Secondary Rationale: Obviousness of a Distributed System

Claim 1 calls for "routing computers" (plural), and dependent claims describe a multi-step lookup process. A PHOSITA in 1995 tasked with building a global-scale system for resolving millions of UPCs to URLs would have immediately recognized the need for a distributed, hierarchical database. The clear and ubiquitous model for this at the time was the Internet's Domain Name System (DNS). DNS was, and is, a massive distributed database that resolves human-readable names into network IP addresses. It would have been an obvious design choice to model a UPC-to-URL resolution service on the proven architecture of DNS, using multiple servers ("routing computers") to handle requests and maintain the association tables.
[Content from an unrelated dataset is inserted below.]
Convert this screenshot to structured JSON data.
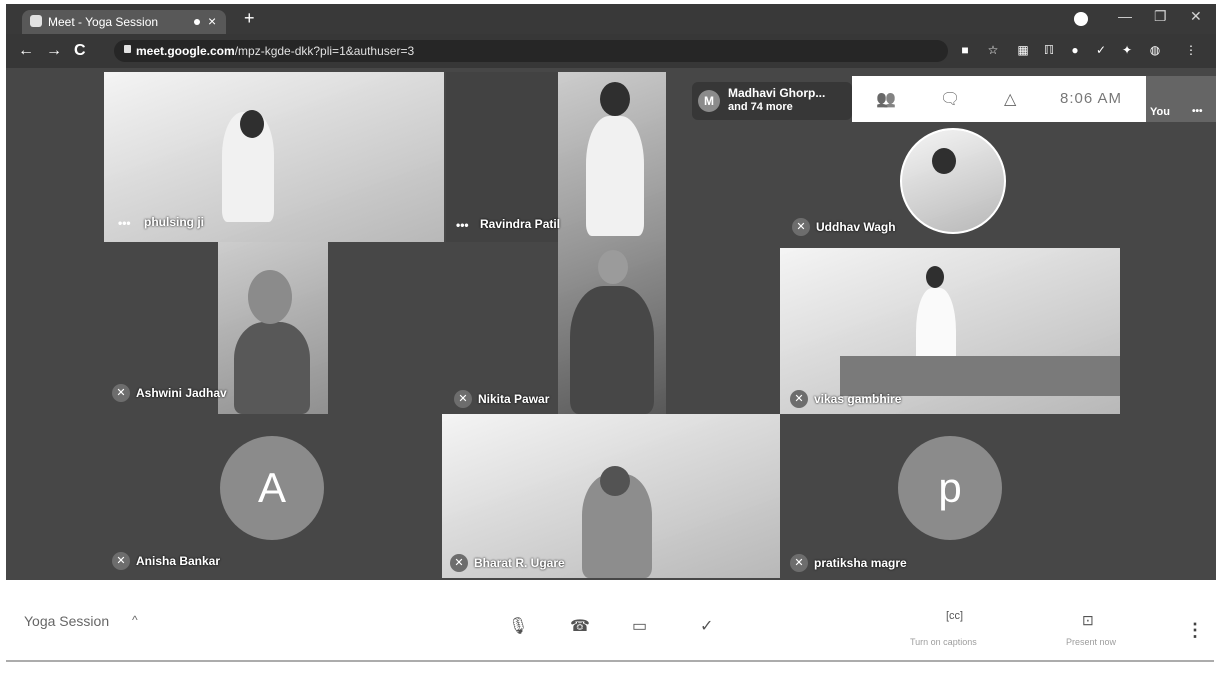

This approach is a standard and obvious solution to the problem of creating a large, scalable lookup service.

Conclusion

The independent claims of US7383209 are rendered obvious by U.S. Patent No. 5,128,525 in view of the known architecture and capabilities of the World Wide Web and its associated technologies (URLs, HTTP, browsers) as they existed in 1995. The '525 patent teaches the core method of scanning a UPC to look up associated information in a remote database. A person of ordinary skill in the art would have been motivated by clear commercial and technical benefits to adapt this system to the Internet by replacing the stored data with URLs, thereby creating the claimed invention without the need for an inventive step. The implementation of such a system using multiple, distributed "routing computers" would have been a further obvious design choice based on well-known systems like DNS.